The FUTA rate for all U.S. businesses is 7% of eligible wages up to $7,000. Check out our guide to calculate FUTA wages. When you file and pay SUTA taxes on time, you get a FUTA tax credit that brings your FUTA rate down to 0.6%.
In most states, your business’s SUTA rate depends on the industry and the history of former employees filing for unemployment benefits.
You have all the information needed to enter your payroll expenses into the general ledger, or business transaction journal.
If it’s been a while since you’ve taken bookkeeping 101, consider reaching out to a trusted payroll professional to show you how your payroll journal entries should look.
Unless your business switches from cash basis to accrual basis accounting or starts offering new benefits to employees, your payroll journal entries should look similar each pay period. Follow our guide to payroll journal entries.
Your forehead is sweating, but the hard part is done. When you’re doing payroll manually, you’re at a higher risk for errors than someone using payroll software. Take a second look at your payroll analytics to make sure your calculations are correct and that your inputs are errorless.
If you’re using an Excel spreadsheet, go into each formula and make sure everything is correct. Recalculate numbers if they look wrong.
You should also do a payroll reconciliation, which compares your Excel spreadsheet to your general ledger. When there are errors, recalculate payroll until you find the error. You should then compare those figures with your payroll bank statements and investigate any discrepancies.
Once you’re confident in your payroll calculations, it’s time to write your employees’ paychecks.
Attach a pay stub to your employee’s check. A proper pay stub explains how you calculated the employee’s net pay and provides other important information.
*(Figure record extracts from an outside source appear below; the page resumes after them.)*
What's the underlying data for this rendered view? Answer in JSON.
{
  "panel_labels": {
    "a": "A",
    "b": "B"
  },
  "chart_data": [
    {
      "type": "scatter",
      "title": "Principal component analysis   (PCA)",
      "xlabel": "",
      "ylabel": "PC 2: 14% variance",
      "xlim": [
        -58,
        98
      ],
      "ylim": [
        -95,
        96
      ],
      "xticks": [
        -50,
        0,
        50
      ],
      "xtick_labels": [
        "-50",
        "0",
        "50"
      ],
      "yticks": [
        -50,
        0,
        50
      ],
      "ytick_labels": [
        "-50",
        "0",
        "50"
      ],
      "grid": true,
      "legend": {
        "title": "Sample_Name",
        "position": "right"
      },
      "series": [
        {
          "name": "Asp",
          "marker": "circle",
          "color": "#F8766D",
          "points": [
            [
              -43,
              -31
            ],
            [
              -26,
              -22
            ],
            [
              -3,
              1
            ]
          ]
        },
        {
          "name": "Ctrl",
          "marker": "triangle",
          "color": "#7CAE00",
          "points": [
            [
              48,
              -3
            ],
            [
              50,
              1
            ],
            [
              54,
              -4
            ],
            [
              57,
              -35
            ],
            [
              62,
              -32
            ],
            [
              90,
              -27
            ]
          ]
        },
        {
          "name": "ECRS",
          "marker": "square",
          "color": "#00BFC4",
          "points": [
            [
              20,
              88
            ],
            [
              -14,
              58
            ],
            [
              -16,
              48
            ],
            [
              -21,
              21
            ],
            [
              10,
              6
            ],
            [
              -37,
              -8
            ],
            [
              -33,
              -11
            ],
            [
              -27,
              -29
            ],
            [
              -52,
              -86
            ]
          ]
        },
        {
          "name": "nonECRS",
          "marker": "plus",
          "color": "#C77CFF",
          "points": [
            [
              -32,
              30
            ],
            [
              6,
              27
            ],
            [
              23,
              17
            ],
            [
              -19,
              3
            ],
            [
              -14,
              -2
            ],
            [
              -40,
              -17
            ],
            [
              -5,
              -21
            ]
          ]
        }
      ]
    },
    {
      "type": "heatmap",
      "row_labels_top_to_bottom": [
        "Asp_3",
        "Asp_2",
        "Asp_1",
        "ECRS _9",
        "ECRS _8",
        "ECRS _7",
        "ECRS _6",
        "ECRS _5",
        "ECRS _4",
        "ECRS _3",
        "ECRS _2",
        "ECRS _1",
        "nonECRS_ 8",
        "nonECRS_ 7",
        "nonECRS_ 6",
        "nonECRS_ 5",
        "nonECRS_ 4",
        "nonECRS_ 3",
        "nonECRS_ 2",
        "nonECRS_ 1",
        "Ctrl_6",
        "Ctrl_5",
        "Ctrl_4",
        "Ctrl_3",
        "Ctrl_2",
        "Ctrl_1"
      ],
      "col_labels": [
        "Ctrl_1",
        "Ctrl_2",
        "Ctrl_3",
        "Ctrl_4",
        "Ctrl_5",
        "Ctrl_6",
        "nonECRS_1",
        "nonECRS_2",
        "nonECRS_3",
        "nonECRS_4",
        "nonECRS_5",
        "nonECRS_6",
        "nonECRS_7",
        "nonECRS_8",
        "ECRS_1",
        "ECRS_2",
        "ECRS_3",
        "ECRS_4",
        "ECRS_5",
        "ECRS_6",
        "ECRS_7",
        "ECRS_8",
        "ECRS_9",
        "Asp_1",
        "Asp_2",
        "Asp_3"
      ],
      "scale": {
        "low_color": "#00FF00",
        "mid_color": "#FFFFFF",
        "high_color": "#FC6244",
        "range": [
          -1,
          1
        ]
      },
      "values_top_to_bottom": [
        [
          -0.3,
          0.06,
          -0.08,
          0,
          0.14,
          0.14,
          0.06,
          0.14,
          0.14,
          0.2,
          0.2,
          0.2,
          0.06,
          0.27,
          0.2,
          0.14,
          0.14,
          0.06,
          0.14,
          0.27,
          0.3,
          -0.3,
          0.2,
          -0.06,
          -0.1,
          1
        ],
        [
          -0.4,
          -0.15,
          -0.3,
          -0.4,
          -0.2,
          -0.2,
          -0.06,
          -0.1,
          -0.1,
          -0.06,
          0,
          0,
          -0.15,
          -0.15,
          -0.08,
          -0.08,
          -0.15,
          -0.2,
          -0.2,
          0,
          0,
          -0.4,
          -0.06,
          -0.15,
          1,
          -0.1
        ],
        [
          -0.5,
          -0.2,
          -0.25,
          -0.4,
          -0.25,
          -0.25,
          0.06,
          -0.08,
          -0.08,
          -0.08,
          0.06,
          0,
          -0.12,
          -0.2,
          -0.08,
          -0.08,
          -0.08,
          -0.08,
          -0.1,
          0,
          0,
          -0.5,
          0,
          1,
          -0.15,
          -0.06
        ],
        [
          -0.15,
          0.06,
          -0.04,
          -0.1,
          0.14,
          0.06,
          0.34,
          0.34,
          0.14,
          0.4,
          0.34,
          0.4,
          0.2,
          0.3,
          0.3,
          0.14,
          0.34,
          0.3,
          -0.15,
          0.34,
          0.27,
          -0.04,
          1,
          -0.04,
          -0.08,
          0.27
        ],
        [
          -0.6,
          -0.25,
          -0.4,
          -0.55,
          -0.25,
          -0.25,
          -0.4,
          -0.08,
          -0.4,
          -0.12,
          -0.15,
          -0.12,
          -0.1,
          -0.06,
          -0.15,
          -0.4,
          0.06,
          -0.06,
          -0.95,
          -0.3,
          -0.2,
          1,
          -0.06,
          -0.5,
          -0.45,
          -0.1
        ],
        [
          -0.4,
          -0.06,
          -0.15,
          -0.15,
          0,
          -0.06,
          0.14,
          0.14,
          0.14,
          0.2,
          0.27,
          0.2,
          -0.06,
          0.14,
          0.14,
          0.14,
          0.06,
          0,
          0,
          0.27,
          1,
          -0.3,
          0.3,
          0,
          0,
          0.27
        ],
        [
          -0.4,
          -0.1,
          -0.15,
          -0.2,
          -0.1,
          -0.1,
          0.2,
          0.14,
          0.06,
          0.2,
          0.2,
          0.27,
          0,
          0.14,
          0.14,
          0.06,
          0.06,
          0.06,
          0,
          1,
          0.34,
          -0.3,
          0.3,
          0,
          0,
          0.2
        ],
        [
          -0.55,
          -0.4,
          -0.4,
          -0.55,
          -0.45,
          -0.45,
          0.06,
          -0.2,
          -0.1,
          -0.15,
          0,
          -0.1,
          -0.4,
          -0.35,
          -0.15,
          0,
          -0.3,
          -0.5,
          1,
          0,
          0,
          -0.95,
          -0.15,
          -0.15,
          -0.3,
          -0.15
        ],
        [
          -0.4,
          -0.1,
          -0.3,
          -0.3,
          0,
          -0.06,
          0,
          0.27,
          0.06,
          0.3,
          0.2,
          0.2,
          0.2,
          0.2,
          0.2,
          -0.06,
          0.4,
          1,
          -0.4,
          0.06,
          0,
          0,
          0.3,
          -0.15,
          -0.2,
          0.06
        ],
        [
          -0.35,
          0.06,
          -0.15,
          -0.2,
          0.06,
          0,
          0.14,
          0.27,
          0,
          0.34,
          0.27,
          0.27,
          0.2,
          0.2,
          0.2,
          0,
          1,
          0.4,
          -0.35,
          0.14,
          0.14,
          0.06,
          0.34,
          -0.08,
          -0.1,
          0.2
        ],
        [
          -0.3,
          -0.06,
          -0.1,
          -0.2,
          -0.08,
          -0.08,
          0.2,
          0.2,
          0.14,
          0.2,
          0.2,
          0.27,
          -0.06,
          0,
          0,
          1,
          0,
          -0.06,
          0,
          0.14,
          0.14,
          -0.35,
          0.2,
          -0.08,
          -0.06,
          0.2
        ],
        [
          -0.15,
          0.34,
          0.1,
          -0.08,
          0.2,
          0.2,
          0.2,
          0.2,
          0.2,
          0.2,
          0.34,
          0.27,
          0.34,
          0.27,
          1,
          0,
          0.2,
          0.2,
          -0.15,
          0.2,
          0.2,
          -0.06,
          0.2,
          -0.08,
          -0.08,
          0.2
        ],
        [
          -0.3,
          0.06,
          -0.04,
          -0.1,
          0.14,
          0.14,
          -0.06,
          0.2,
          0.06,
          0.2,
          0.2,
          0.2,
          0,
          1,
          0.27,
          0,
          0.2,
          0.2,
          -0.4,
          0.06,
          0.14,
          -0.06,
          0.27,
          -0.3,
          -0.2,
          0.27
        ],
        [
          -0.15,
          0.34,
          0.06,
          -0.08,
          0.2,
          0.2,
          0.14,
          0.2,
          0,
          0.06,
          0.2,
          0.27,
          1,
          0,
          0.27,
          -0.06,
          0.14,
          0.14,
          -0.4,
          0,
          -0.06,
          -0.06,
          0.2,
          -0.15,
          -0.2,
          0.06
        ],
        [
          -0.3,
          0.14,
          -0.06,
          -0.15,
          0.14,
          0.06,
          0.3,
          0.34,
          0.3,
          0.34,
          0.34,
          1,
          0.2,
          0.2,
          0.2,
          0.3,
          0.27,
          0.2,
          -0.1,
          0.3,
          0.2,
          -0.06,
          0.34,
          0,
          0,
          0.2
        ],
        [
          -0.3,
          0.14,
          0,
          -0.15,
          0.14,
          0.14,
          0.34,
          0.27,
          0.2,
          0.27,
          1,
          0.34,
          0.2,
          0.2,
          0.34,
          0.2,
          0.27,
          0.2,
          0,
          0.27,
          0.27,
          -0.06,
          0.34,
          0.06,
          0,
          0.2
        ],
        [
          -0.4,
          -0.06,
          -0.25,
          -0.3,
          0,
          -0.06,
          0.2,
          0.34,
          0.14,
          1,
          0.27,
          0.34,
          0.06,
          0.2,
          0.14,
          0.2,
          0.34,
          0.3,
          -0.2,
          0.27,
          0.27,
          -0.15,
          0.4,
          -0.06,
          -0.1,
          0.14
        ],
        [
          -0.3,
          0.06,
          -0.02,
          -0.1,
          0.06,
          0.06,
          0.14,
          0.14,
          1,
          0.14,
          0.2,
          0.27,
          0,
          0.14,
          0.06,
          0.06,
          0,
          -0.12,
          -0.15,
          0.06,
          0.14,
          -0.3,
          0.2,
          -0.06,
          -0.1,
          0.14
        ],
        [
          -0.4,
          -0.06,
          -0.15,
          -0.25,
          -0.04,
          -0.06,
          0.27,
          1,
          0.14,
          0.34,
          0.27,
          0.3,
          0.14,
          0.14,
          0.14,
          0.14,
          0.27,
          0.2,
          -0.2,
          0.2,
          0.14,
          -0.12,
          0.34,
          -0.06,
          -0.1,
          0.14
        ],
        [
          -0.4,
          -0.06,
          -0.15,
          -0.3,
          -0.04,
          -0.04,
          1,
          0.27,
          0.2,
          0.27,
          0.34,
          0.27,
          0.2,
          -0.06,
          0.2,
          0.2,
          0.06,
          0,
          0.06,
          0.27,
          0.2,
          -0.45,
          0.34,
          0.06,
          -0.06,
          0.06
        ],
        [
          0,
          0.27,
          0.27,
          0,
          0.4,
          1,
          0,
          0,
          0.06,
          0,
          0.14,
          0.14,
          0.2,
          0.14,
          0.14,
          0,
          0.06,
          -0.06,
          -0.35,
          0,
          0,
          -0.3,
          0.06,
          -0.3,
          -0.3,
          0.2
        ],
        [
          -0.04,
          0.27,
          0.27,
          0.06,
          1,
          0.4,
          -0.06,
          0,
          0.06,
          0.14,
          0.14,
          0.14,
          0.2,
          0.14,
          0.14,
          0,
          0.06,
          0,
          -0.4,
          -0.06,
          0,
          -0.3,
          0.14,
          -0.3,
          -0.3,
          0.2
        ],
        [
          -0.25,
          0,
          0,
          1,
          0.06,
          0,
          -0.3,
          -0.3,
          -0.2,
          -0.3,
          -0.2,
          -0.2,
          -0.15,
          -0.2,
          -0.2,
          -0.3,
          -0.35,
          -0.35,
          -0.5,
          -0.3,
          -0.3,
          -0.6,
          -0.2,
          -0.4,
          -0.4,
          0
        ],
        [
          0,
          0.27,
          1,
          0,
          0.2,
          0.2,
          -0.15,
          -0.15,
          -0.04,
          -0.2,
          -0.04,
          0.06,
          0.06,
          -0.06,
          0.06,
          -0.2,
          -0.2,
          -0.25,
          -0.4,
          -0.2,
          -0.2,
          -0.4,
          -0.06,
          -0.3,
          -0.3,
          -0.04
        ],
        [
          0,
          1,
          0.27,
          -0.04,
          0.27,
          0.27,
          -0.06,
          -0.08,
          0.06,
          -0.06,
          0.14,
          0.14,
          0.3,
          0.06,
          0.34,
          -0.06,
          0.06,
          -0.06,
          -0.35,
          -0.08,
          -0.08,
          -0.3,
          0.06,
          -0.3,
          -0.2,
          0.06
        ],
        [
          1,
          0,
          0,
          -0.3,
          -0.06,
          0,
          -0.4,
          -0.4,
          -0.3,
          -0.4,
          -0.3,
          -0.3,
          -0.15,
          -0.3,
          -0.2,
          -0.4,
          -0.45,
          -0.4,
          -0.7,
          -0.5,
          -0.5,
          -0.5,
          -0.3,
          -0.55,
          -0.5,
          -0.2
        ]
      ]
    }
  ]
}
The Microsoft Excel template automatically creates pay stubs that include accrued vacation and sick time.
During the payroll process, you put money aside for payroll taxes and contributions to retirement and health accounts. Make sure the money goes where it needs to.
It is best practice to send out tax payments after every pay period, though some payroll taxes only require payment quarterly. If your employees contribute to a 401(k), send in those payments as soon as possible.
You’re also required to hold on to payroll documents for varying lengths of time, depending on what they are. To be safe, save anything payroll-related for seven years.
Also, you’re required to submit documents, like Form W-2, to federal and local tax authorities and your employees at the beginning of each year. Consult a tax professional so you don’t miss a filing.
You might break a sweat doing payroll manually.
But if your business payroll is simple, and budget is a concern, you might be a good candidate for manual payroll.